$3.3M Awarded to ENG Researchers under NIH BRAIN Initiative

Cheng and Han will study the mechanism of ultrasound neurostimulation

By Liz Sheeley

Primary neurons activated by optoacoustic wave. Image provided by Professor Ji-Xin Cheng

Professor Ji-Xin Cheng (ECE, BME, MSE) and Associate Professor Xue Han (BME) have been awarded a 5-year $3.3M grant from the National Institutes of Health (NIH) under the Brain Research through Advancing Innovative Neurotechnologies (BRAIN) Initiative. The Initiative is a collaboration between government agencies, private foundations, and research institutes and universities.

“This award is a great example of the highly collaborative research environment at BU,” says Cheng, who was an addition to the faculty in 2017. “Here, I am able to collaborate with bright scientists like Xue, who I am extremely grateful for as she brought me into the BRAIN Initiative. Collaborations like this one have helped me quickly build up a new research direction.”
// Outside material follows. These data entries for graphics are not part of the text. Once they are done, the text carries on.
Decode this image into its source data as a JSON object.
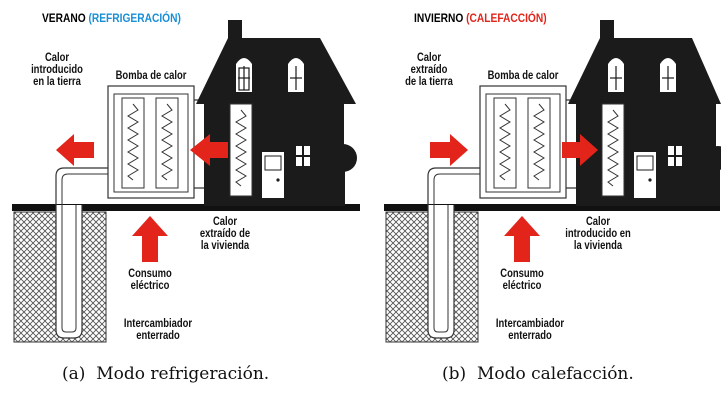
{
  "panel_a": {
    "title_prefix": "VERANO",
    "title_mode": "(REFRIGERACIÓN)",
    "title_mode_color": "#1a8fd6",
    "label_left": "Calor\nintroducido\nen la tierra",
    "label_pump": "Bomba de calor",
    "label_house": "Calor\nextraído de\nla vivienda",
    "label_power": "Consumo\neléctrico",
    "label_exchanger": "Intercambiador\nenterrado",
    "caption_tag": "(a)",
    "caption_text": "Modo refrigeración."
  },
  "panel_b": {
    "title_prefix": "INVIERNO",
    "title_mode": "(CALEFACCIÓN)",
    "title_mode_color": "#e2241a",
    "label_left": "Calor\nextraído\nde la tierra",
    "label_pump": "Bomba de calor",
    "label_house": "Calor\nintroducido en\nla vivienda",
    "label_power": "Consumo\neléctrico",
    "label_exchanger": "Intercambiador\nenterrado",
    "caption_tag": "(b)",
    "caption_text": "Modo calefacción."
  },
  "colors": {
    "arrow_red": "#e2241a",
    "house_black": "#1b1b1b",
    "ground": "#111111"
  }
}
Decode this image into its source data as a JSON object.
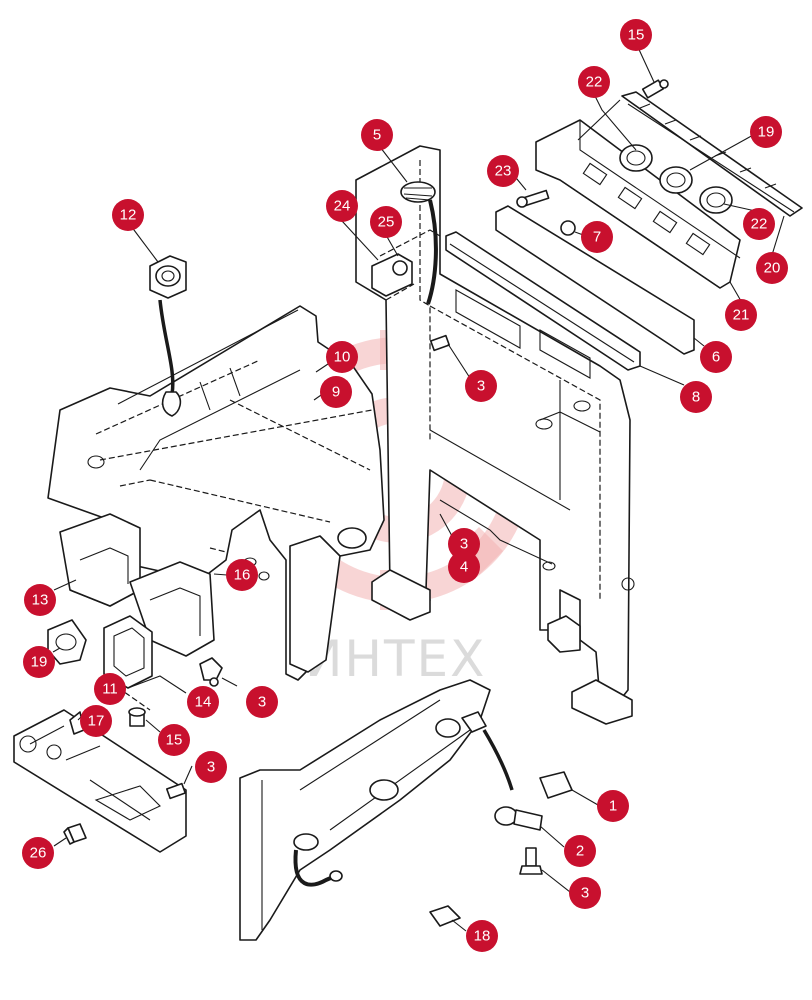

Their research proposal has three specific aims, but overall plans to deliver a systematic understanding of the effects of a non-invasive brain stimulation technique, ultrasound neuromodulation. By developing a deep knowledge of how this technique works, the researchers will build a new foundation for the design of ultrasound neuro-stimulators for basic neuroscience research as well as treatment of neurological disorders.

Han first started exploring this research through a 2015 Defense Advanced Research Projects Agency Young Faculty Award, which provided her funding to examine the biophysical mechanisms of ultrasound neuromodulation.

“We are very excited to continue this research effort using the novel opto-acoustic technique developed by Ji-Xin,” says Han.

Cheng’s expertise in imaging and opto-acoustic technology and Han’s expertise in neuroengineering and neuroscience are complementary. Combining these areas of research will allow them to study ultrasound effects with high precision in space and time at single cell and sub-cellular levels. Understanding ultrasound at a cellular level has wide-ranging implications as it’s been shown to be able to stimulate peripheral nerves, the spinal cord and important circuits in the brain such as the cortex that relays sensory messages to the body and the auditory complex.

To achieve these goals, the team plans to use novel technologies to stimulate an area less than one millimeter wide and record the effects. They will be able to finely tune the ultrasound frequency in the experiment, and then record how neurons react and then communicate with each other and they will also be able to see how individual neurons behave. This detailed map will let them see how a neuron closer or further away from the ultrasound stimulation behaves and what kind of communication signals are sent off in response.